Breivik has previously said he would not appeal a prison sentence, as he wanted to be found sane so his Islamophobic and anti-multicultural ideology would not be considered the rantings of a lunatic.

And another Utoeya survivor, Ingrid Nymoen, tweeted: "This crap is finally over. Life can start now."

Knut Storberget, who was Norway's justice minister at the time of the attacks, hailed the verdict, telling television channel TV2: "It's a good basis for him to stay in prison for the rest of his life."

"It's the heaviest sentence he could get."

Norway's penal code does not have the death penalty or life in prison, and the maximum prison term for Breivik's charges is 21 years.
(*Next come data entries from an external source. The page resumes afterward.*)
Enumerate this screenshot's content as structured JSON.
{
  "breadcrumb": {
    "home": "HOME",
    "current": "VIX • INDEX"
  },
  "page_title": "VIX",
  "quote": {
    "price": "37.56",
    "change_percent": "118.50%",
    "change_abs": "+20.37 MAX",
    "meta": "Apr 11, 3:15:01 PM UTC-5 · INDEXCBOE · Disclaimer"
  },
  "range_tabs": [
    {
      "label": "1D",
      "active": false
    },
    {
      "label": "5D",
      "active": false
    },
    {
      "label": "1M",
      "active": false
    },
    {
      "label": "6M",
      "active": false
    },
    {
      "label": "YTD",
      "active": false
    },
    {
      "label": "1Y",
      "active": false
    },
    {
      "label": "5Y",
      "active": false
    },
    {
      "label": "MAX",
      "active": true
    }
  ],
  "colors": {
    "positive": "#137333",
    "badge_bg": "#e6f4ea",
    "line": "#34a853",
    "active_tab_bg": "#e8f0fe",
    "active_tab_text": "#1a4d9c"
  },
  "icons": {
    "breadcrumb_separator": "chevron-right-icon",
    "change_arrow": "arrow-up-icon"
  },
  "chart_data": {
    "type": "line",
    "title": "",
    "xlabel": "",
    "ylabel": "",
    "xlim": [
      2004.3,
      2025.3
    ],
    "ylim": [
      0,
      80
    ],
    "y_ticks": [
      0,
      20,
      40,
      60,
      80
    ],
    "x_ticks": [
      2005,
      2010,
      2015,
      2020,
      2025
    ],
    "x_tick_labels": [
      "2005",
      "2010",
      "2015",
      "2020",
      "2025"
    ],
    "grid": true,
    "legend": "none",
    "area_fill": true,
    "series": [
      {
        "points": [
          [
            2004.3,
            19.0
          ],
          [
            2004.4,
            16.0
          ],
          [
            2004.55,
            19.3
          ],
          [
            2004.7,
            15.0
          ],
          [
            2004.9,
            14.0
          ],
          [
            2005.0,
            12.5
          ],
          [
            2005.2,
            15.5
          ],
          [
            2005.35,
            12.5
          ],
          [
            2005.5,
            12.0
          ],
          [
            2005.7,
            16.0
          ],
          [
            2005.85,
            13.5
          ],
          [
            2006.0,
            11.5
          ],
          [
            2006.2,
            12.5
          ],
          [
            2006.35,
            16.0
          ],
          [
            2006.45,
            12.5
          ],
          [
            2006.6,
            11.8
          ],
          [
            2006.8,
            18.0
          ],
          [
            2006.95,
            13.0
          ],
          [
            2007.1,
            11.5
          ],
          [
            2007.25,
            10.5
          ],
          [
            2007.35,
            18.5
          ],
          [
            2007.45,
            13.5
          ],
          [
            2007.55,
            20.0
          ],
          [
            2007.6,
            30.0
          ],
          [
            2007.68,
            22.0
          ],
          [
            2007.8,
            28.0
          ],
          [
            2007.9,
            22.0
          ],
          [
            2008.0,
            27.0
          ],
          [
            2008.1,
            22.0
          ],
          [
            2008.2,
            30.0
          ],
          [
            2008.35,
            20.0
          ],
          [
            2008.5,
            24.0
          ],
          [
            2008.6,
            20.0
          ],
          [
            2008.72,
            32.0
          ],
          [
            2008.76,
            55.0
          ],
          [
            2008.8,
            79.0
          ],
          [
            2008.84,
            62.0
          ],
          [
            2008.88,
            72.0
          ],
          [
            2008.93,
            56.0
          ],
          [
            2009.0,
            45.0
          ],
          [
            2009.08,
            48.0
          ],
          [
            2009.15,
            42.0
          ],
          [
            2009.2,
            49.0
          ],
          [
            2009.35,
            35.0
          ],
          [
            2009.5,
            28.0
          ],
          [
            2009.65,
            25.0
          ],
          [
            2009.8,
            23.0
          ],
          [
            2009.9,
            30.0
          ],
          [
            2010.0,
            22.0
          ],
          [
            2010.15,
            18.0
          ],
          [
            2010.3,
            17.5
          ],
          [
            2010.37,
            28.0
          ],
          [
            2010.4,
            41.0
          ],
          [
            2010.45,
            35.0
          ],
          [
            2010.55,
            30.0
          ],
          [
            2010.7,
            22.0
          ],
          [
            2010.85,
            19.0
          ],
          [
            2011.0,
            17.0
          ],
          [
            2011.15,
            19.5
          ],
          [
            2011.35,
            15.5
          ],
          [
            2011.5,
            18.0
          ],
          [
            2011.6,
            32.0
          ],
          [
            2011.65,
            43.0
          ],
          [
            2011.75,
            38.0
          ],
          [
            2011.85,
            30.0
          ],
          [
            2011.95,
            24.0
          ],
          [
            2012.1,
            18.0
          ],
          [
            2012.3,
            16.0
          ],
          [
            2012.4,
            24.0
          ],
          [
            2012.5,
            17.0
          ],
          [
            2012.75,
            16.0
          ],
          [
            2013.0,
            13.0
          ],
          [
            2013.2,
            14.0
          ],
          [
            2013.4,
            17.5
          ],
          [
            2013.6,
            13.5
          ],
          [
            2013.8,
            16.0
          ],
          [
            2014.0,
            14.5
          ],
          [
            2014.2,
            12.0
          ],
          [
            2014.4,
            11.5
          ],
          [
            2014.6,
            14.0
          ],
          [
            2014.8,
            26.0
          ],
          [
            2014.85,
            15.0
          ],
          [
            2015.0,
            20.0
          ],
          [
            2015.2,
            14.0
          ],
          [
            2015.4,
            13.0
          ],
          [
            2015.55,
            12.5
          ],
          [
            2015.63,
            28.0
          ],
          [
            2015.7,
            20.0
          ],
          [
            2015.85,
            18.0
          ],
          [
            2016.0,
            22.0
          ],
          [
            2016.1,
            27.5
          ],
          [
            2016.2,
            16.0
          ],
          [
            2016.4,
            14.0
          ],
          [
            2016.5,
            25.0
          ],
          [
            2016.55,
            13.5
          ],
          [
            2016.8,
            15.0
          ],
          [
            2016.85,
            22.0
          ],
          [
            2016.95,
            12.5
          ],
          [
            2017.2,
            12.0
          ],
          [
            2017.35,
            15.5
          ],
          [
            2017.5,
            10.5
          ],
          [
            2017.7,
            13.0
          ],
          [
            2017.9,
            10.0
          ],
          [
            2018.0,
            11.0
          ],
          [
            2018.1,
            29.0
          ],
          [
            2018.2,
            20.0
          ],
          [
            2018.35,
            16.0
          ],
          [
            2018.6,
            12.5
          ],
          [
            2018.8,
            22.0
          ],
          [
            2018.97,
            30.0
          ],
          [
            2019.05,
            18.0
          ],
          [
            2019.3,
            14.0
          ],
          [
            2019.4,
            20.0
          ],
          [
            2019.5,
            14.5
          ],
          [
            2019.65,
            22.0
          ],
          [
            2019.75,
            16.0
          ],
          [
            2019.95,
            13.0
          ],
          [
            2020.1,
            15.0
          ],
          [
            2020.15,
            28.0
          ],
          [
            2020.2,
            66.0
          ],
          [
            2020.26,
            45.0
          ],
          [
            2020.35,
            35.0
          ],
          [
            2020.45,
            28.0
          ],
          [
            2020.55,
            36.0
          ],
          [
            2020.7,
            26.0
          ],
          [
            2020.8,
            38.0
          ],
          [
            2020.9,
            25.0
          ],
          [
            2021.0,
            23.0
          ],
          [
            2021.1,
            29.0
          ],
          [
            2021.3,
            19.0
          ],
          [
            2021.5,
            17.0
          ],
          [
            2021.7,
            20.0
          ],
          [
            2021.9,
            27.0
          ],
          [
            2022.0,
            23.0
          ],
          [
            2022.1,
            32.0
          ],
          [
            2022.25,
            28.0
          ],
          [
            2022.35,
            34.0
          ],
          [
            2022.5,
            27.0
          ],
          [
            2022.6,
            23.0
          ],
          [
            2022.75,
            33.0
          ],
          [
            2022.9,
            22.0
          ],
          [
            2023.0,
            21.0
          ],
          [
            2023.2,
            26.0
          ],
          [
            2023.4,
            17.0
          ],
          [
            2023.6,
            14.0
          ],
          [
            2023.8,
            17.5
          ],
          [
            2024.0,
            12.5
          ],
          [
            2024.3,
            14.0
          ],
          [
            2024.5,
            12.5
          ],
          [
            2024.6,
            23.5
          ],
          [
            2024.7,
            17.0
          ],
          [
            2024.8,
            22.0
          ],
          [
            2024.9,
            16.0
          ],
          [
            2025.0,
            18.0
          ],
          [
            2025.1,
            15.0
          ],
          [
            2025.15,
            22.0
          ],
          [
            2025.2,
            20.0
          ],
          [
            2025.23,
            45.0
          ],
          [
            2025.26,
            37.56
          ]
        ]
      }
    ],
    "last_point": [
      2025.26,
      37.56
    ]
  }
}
However, inmates who after that are still considered a threat to society can be held indefinitely.

The 33-year-old loner had confessed to the attacks, seeing himself as a Nordic warrior against Europe's "Muslim invasion" and all those who promote multiculturalism.


The main question the court had to determine was whether he was sane and could be held responsible for his actions.

Ironically, the prison sentence is not only what Breivik wanted, but also what most of the families of the victims and the general public in Norway desired.

But Prosecutor Svein Holden had called for him to be sent to closed psychiatric care, arguing that "it would be worse to sentence someone who is psychotic to prison than to send someone who is not psychotic to psychiatric care."

Breivik, who laid out his hateful world view in a rambling 1,500-page online manifesto, was diagnosed with paranoid schizophrenia and declared criminally insane after his arrest for the deadly rampage.

However, a public outcry led to a second assessment which found him legally sane – a view shared by most Norwegians in polls, and by Breivik himself who has said he would accept prison but appeal against closed psychiatric treatment.

In previous testimony during the trial that ran until June, Breivik laid out in chilling detail what motivated him to meticulously plan for years and then execute Norway's worst massacre since World War II.

On Friday, presiding judge Wenche Elizabeth Arntzen recounted Breivik's Oslo childhood, his later failed business ventures, including selling fake diplomas, and a trip to Liberia, before he moved back in with his mother.

From 2006 to 2008 he committed himself to the real-time online role-playing game 'World of Warcraft', for up to 16 hours a day, she said, and he later continued playing other games for an average six and a half hours a day.

He spent his time in seclusion penning his manifesto "2083: A European Declaration of Independence", the date marking the 400th anniversary of the 1683 Battle of Vienna which prevented the Ottoman empire from taking over Europe.

She recounted that Breivik called himself the "cell commander", "knight" or "perfect foot soldier" of a clandestine right-wing group called the Knights Templar, but the judge said the court "has found no evidence for the existence of the Knights Templar".

The court also heard about the lengths Breivik went to to plot his attacks.

Judge Arne Lyng said Breivik had bought two rifles, a pistol and a shotgun as well as ammunition in purchases from 14 retailers in four countries.

To make his bomb from chemical fertiliser, diesel and aluminium – with an explosive yield equivalent to 400-700 kilograms of TNT – he made 43 purchases from suppliers in five countries, said Lyng.

To train himself, Breivik took several courses of steroids, worked out at a fitness centre and went on hikes with a backpack full of rocks, Lyng said.

In the days before the attacks, he started taking a cocktail of ephedrine, caffeine and aspirin – a stimulant mix with an effect similar to that of amphetamine that boosts confidence, the willingness to take risks and leads to "increased risk of aggression and violence" according to experts, Lyng added.

He also practiced a meditation technique, borrowed from ancient Japanese warriors, "to de-emotionalise himself", and before the attacks played a total of 130 hours of shooting video game "Call of Duty", the judge said.